Jeffrey Sachs deliberadamente passa por cima desses atos de “tomar” e apenas fala em “dar”, porque a doação significa um mero 0,1% do que o Norte “toma”. Pôr fim à pobreza é mais uma questão de tomar menos do que de adicionar uma quantidade insignificante ao que se dá. Para transformar a pobreza em história, é necessário primeiramente elaborar uma história real da pobreza. E Sachs entendeu tudo errado.

Notas:

1. Física, filósofa e militante ambientalista indiana de relevância internacional. Diretora da Fundação de Pesquisas em Ciência, Tecnologia e Ecologia (Nova Déli, Índia) e diretora do Fórum Internacional Sobre Globalização.

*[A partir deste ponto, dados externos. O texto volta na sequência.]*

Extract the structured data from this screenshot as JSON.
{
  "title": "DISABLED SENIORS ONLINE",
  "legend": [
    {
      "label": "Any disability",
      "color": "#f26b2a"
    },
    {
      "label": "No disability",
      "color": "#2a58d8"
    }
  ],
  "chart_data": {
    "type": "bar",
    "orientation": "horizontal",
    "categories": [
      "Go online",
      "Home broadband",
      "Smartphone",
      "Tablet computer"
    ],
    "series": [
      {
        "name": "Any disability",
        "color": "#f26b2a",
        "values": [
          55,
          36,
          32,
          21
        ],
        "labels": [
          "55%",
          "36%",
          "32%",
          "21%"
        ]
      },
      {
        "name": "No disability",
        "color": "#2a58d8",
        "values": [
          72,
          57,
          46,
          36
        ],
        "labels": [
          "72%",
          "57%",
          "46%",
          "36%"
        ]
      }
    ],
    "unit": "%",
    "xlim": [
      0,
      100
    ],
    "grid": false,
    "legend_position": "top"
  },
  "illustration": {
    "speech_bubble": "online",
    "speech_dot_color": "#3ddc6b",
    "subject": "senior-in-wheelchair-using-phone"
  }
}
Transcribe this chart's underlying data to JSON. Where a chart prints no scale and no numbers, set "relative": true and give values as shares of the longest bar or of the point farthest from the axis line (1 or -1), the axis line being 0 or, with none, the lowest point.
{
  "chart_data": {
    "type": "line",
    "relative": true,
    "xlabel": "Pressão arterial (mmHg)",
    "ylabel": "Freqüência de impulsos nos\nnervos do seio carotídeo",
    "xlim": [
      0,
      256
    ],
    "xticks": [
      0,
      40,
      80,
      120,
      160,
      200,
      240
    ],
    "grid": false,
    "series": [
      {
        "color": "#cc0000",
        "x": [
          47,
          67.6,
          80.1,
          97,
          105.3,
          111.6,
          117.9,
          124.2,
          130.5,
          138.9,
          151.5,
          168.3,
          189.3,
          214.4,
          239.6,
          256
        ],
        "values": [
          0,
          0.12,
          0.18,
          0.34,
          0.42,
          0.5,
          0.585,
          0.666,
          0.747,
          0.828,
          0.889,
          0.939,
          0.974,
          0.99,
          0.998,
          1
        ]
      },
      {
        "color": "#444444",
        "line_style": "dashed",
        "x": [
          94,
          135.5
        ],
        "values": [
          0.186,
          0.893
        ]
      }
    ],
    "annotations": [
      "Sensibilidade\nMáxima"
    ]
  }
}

2. Temos uma dupla referência de Vandana Shiva quando apresenta a pobreza como “pecado original” na sentença de Jeffrey Sachs. O primeiro, e mais claro, é à tradicional “teologia da queda” (formulada de modo consistente e hegemonizada a partir de Agostinho, e modernizada com o protestantismo expresso por Lutero) que responsabilizaria toda a maldade existente no mundo por uma herança natural originada na desobediência de Adão e Eva na narrativa do Éden (Gn 2—3). A linha tênue dessa teologia é que desloca todo efeito negativo das relações sociais à natureza humana tomada como essencialmente pecaminosa (ou, se preferirmos, má), de modo que constantemente se corre o risco da naturalização dos problemas sociais que criamos em nosso modo de organizar coletivamente a vida e, portanto, uma inércia em buscar soluções efetivas – mesmo que possíveis. A segunda referência é ao capítulo 24 do livro 1 d’O Capital, de Karl Marx. Após encerrar a discussão lógica sobre o processo de produção do capital no capítulo 23, Marx anexa uma discussão histórica que busca desmistificar a noção de “acumulação primitiva” que é assumida e pressuposta pela economia política burguesa. A ideia de que o capital sempre esteve acumulado e que apenas foi criado um novo modo de produzir esse capital, “desempenha na economia política aproximadamente o mesmo papel do pecado original na teologia. Adão mordeu o fruto e, com isso, o pecado se abateu sobre o gênero humano” (MARX, Karl. O Capital: crítica da economia política. Livro I: o processo de produção do capital. 2ª ed. São Paulo: Boitempo – 2017, p. 785). A ideia de acumulação primitiva justifica a propriedade privada dos meios de produção e a imensa desigualdade entre trabalhadores e capitalistas, de modo que: “De fato, a legenda do pecado original teológico nos conta como o homem foi condenado a comer seu pão com o suor do seu rosto; mas é a história do pecado original econômico que nos revela como pode haver gente que não tem nenhuma necessidade disso […]. E desse pecado original datam a pobreza da grande massa, que ainda hoje, apesar de todo o seu trabalho, continua a não possuir nada para vender a não ser a si mesma, e a riqueza dos poucos, que cresce continuamente, embora há muito tenham deixado de trabalhar” (Idem, ibidem). Nota do tradutor.